104 rows × 3 columns

pd.merge(df, coefs, on="NAME")
NAME LATITUDE LONGITUDE Year Month_x Temp year_count Month_y 0
0 PBO_ANANTAPUR 14.583 77.633 1980 1 23.48 34 1 0.026258
1 PBO_ANANTAPUR 14.583 77.633 1981 1 24.57 34 1 0.026258
2 PBO_ANANTAPUR 14.583 77.633 1982 1 24.19 34 1 0.026258
3 PBO_ANANTAPUR 14.583 77.633 1983 1 23.51 34 1 0.026258
4 PBO_ANANTAPUR 14.583 77.633 1984 1 24.81 34 1 0.026258
... ... ... ... ... ... ... ... ... ...
3147 DARJEELING 27.050 88.270 1983 1 5.10 7 1 -0.040133
3148 DARJEELING 27.050 88.270 1986 1 6.90 7 1 -0.040133
3149 DARJEELING 27.050 88.270 1994 1 8.10 7 1 -0.040133
3150 DARJEELING 27.050 88.270 1995 1 5.60 7 1 -0.040133
3151 DARJEELING 27.050 88.270 1997 1 5.70 7 1 -0.040133

3152 rows × 9 columns

We did it! We will now create a function that deals with plotting how the average yearly changes in temperature vary within a given country.

def temperature_coefficient_plot(country, year_begin, year_end, month, min_obs, **kwargs):
    df = query_climate_database(country = country, 
                       year_begin = year_begin, 
                       year_end = year_end,
                       month = month)
    df["YearCount"] = df.groupby("NAME")["Year"].transform("count")
    df = df[(df["YearCount"] >= min_obs)]
    coefs = df.groupby(["NAME", "Month"]).apply(coef)
    coefs = coefs.reset_index()
    coefs = coefs.rename(columns={0: "Estimated Yearly Increase (°C)"})
    df = pd.merge(df, coefs, on="NAME")
    df = df.round(4)
    fig = px.scatter_mapbox(data_frame=df,
                            lat="LATITUDE",
                            lon="LONGITUDE",
                            hover_name="NAME",
                            color="Estimated Yearly Increase (°C)",
                            **kwargs
                            )
    return fig
color_map = px.colors.diverging.RdGy_r
fig = temperature_coefficient_plot("India", 1980, 2020, 1, 
                                   min_obs = 10,
                                   zoom = 2,
                                   mapbox_style="carto-positron",
                                   color_continuous_scale=color_map
                                   )
fig.show()

This matches the plot that we were expecting to get!
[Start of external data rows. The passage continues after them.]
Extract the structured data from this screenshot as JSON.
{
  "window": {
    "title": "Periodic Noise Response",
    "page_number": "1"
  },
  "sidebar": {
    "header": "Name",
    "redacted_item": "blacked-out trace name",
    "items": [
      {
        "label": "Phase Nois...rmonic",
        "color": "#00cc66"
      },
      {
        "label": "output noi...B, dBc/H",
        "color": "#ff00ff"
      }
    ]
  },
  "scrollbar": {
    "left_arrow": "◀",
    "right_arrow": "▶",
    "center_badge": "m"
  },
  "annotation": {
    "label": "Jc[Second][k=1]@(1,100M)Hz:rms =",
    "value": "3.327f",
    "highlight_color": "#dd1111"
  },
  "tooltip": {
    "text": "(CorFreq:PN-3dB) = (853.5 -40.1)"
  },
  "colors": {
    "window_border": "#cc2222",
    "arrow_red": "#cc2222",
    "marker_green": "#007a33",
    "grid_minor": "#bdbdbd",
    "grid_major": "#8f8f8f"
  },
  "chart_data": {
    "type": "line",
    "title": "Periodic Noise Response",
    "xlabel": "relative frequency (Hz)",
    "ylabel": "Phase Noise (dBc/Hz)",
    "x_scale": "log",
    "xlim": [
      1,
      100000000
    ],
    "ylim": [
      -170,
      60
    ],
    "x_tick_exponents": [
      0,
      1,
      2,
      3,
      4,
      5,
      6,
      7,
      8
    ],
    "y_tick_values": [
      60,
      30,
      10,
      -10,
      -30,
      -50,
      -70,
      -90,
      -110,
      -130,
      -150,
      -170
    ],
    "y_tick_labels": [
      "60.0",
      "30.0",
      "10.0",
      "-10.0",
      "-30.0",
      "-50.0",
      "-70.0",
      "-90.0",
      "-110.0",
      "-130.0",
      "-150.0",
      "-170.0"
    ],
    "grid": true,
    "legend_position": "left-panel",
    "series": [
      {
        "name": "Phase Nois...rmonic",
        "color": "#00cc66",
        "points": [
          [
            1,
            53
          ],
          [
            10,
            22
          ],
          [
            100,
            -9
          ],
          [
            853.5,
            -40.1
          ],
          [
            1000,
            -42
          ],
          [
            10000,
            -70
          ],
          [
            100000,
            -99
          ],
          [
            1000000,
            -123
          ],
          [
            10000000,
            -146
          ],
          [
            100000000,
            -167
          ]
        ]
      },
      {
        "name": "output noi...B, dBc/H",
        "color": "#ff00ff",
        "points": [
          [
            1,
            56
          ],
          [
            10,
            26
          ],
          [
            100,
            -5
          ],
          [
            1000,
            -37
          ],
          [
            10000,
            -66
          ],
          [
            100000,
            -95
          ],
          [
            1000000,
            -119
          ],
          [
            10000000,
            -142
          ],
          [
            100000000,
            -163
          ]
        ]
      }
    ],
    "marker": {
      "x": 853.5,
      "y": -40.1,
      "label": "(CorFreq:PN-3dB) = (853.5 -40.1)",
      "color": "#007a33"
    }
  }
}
We can now see each station and look at the estimated yearly increase for each of them! Now let’s do another example, but for a different country.

fig = temperature_coefficient_plot("United States", 1960, 2010, 6, 
                                   min_obs = 12,
                                   zoom = 2,
                                   mapbox_style="carto-positron",
                                   color_continuous_scale=color_map
                                   )
fig.show()

The plot looks great! It seems that the estimated yearly increase has a much higher range than that of the previous plot.